Re: NFS asynchronous Vs. synchronous writes

Rick is correct. NFS v3 uses safe async writing by default, which means the client will keep a copy in local cache of any data it sends to the server until the server notifies it the data is on stable storage.

The default value of 16 biods is a good starting point. I would start there and monitor performance.

I'd also recommend tuning the 11.23 systems using the tuning guidelines in Appendix A of the KRPC guide found here:

http://docs.hp.com/en/14765/v2963139.pdf

Tunable Default Recommended
nfs_async_read_avoidance_enabled 0 1
nfs_fine_grain_fs_lock 0 2
nfs_new_lock_code 0 1
nfs_new_rnode_lock_code 0 1
nfs_wakeup_one 0 2
nfs3_new_acache 0 1


Note: I am not recommending tuning the nfs_exportfs_rwlock parameter as there has been a recent report of problems involving this tunable on NFS servers.

Regards,

Dave
mhm
Advisor

Re: NFS asynchronous Vs. synchronous writes

Many thanks to all of you guys,

I tested the the NAS share with the basic timex and dd commands as the following:

I issued the command:
timex dd if=/dev/zero of=/myshare/test bs=1024k count=10240

First time, I kept biod number on the default (16), it gave me 2m 57 seconds
Second time, I increased the biod number to 32, it gave me 2m 23s.
Third time, I increased the biod number to 63, it gave me 2m 55s.
Fourth time, I made biod=0, it gave me 5m 22s.

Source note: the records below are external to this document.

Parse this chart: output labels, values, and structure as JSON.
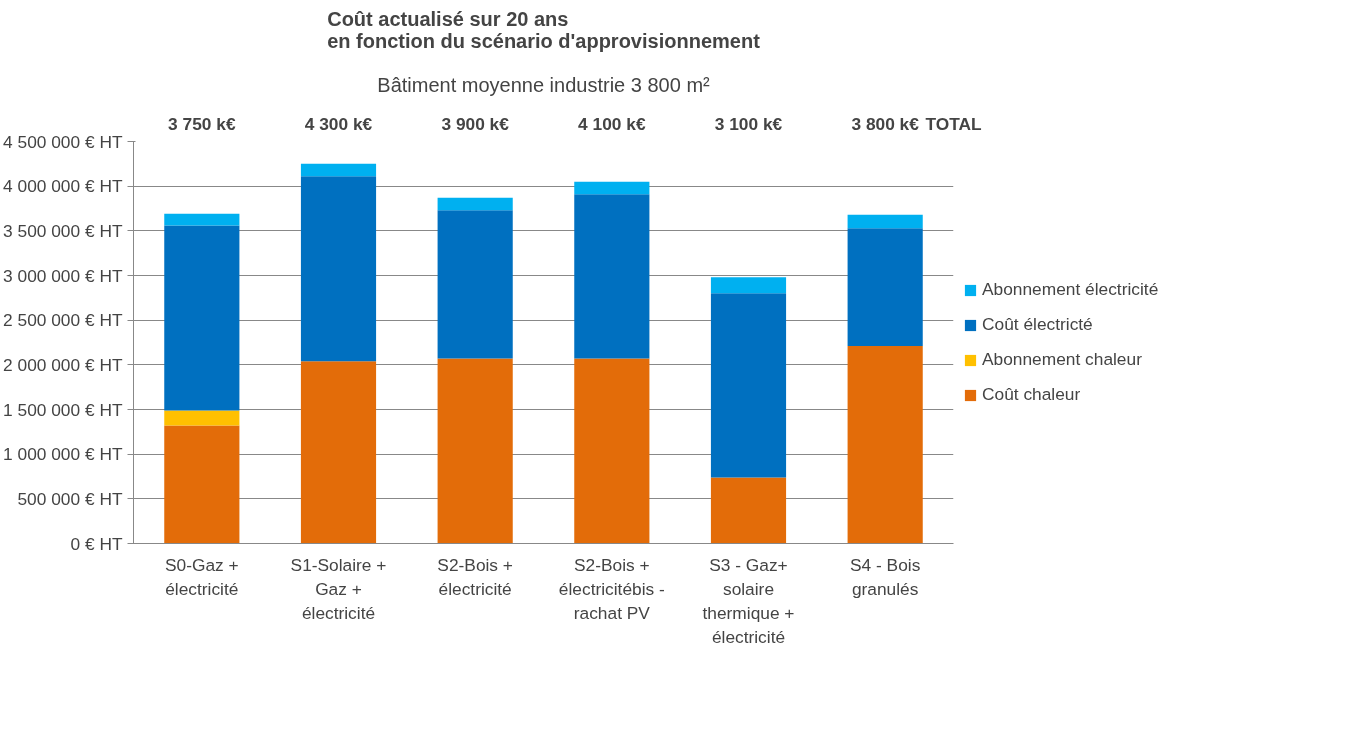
{
  "chart_data": {
    "type": "bar",
    "stacked": true,
    "title": "Coût actualisé sur 20 ans\nen fonction du scénario d'approvisionnement",
    "subtitle": "Bâtiment moyenne industrie 3 800 m²",
    "categories": [
      "S0-Gaz +\nélectricité",
      "S1-Solaire +\nGaz +\nélectricité",
      "S2-Bois +\nélectricité",
      "S2-Bois +\nélectricitébis -\nrachat PV",
      "S3 - Gaz+\nsolaire\nthermique +\nélectricité",
      "S4 - Bois\ngranulés"
    ],
    "series": [
      {
        "name": "Coût chaleur",
        "color": "#e36c09",
        "values": [
          1320000,
          2040000,
          2070000,
          2070000,
          740000,
          2210000
        ]
      },
      {
        "name": "Abonnement chaleur",
        "color": "#ffc000",
        "values": [
          170000,
          0,
          0,
          0,
          0,
          0
        ]
      },
      {
        "name": "Coût électricté",
        "color": "#0070c0",
        "values": [
          2070000,
          2070000,
          1660000,
          1840000,
          2060000,
          1320000
        ]
      },
      {
        "name": "Abonnement électricité",
        "color": "#00b0f0",
        "values": [
          130000,
          140000,
          140000,
          140000,
          180000,
          150000
        ]
      }
    ],
    "annotations": [
      "3 750 k€",
      "4 300 k€",
      "3 900 k€",
      "4 100 k€",
      "3 100 k€",
      "3 800 k€",
      "TOTAL"
    ],
    "ylim": [
      0,
      4500000
    ],
    "yticks": [
      {
        "value": 0,
        "label": "0 € HT"
      },
      {
        "value": 500000,
        "label": "500 000 € HT"
      },
      {
        "value": 1000000,
        "label": "1 000 000 € HT"
      },
      {
        "value": 1500000,
        "label": "1 500 000 € HT"
      },
      {
        "value": 2000000,
        "label": "2 000 000 € HT"
      },
      {
        "value": 2500000,
        "label": "2 500 000 € HT"
      },
      {
        "value": 3000000,
        "label": "3 000 000 € HT"
      },
      {
        "value": 3500000,
        "label": "3 500 000 € HT"
      },
      {
        "value": 4000000,
        "label": "4 000 000 € HT"
      },
      {
        "value": 4500000,
        "label": "4 500 000 € HT"
      }
    ],
    "grid": "y",
    "legend": "right"
  }
}
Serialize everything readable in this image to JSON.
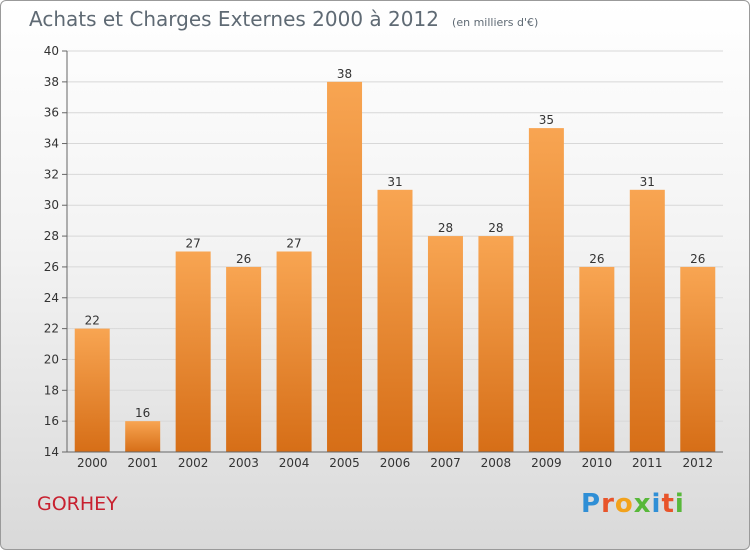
{
  "title": "Achats et Charges Externes 2000 à 2012",
  "unit": "(en milliers d'€)",
  "footer": {
    "city": "GORHEY",
    "logo_text": "Proxiti"
  },
  "colors": {
    "bar_top": "#f8a552",
    "bar_bottom": "#d66e17",
    "axis_text": "#333333",
    "grid": "#d8d8d8",
    "city": "#c8202f"
  },
  "chart_data": {
    "type": "bar",
    "categories": [
      "2000",
      "2001",
      "2002",
      "2003",
      "2004",
      "2005",
      "2006",
      "2007",
      "2008",
      "2009",
      "2010",
      "2011",
      "2012"
    ],
    "values": [
      22,
      16,
      27,
      26,
      27,
      38,
      31,
      28,
      28,
      35,
      26,
      31,
      26
    ],
    "yticks": [
      14,
      16,
      18,
      20,
      22,
      24,
      26,
      28,
      30,
      32,
      34,
      36,
      38,
      40
    ],
    "ylim": [
      14,
      40
    ],
    "grid": true
  }
}
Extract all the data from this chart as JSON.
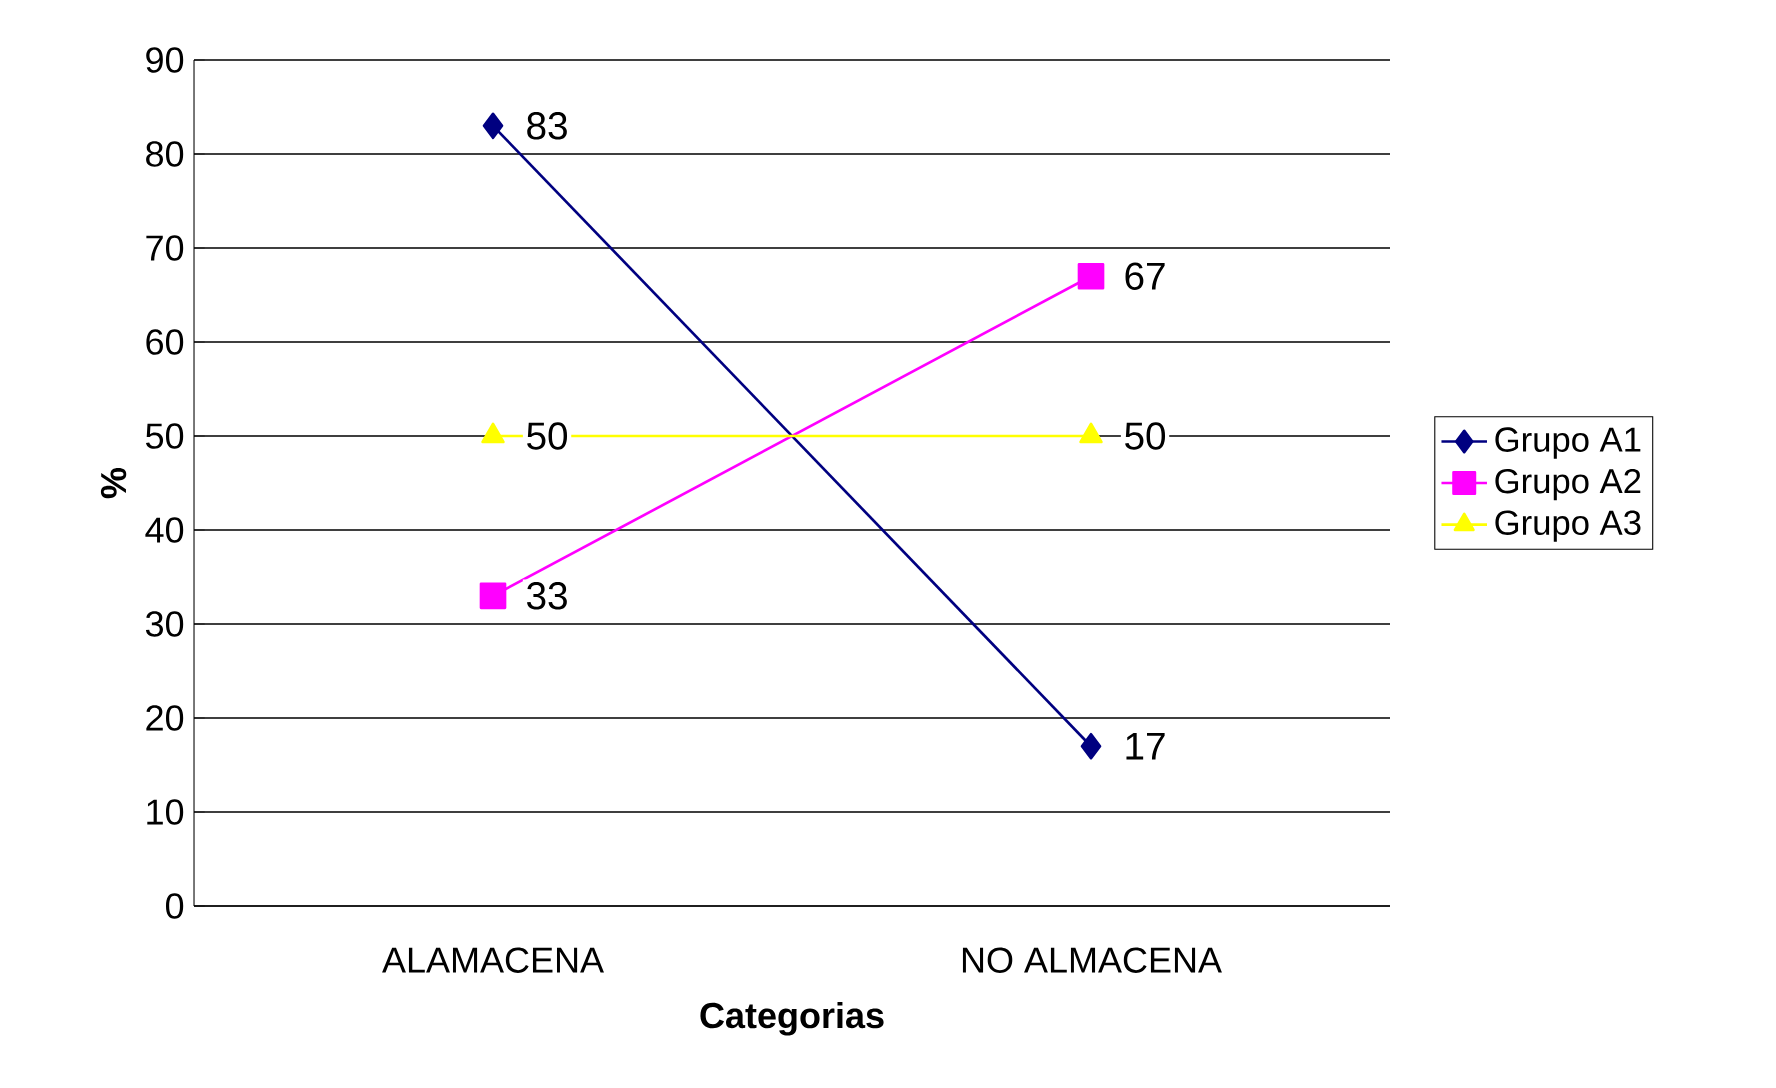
{
  "chart_data": {
    "type": "line",
    "xlabel": "Categorias",
    "ylabel": "%",
    "categories": [
      "ALAMACENA",
      "NO ALMACENA"
    ],
    "series": [
      {
        "name": "Grupo A1",
        "color": "#000080",
        "values": [
          83,
          17
        ],
        "marker": "diamond"
      },
      {
        "name": "Grupo A2",
        "color": "#ff00ff",
        "values": [
          33,
          67
        ],
        "marker": "square"
      },
      {
        "name": "Grupo A3",
        "color": "#ffff00",
        "values": [
          50,
          50
        ],
        "marker": "triangle"
      }
    ],
    "ylim": [
      0,
      90
    ],
    "yticks": [
      0,
      10,
      20,
      30,
      40,
      50,
      60,
      70,
      80,
      90
    ],
    "grid": "y",
    "legend": "right",
    "data_labels": true,
    "line_style": "solid"
  }
}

So, I decided to go with the second configuration. For now, am still monitoring to see if I can enhance the throughput.

I'll update you if there is any new news.

BR
Mohammad
Shailendran V Naidu
Frequent Advisor

Re: NFS asynchronous Vs. synchronous writes

Thats some research ......
biod is supposed to be the NFS client deamon, can you mount NFS shares with no biods running !? Never heard of it.

Anyone can post more details ?
Dave Olker
HPE Pro

Re: NFS asynchronous Vs. synchronous writes

Biods are an *optional* daemon for the NFS client. If they are running they will handle the asynchronous read and write requests on the applications' behalf. If there are no biods running then the reading or writing application will perform these over-the-wire calls in its own process context.

Try it for yourself. Kill all the biods and see if you can still access/read/write to your NFS filesystems.

In the vast majority of cases biods are helpful to application performance. There have been very few cases in the past where specific application workloads would run faster with no biods on the system. One major underlying cause was a "thundering herd" condition in the biod code that we've since identified and resolve (the fix is in the latest patches and using the kctune parameter set I described in a previous post in this thread).

Again, biods are optional, not required. Easy enough to prove by killing them. However, in nearly every situation you'll get better performance with them than without them.

All of this is specific to 11i v2 and prior, since 11i v3 doesn't use biods. :)

Let me know if you have any other questions about this.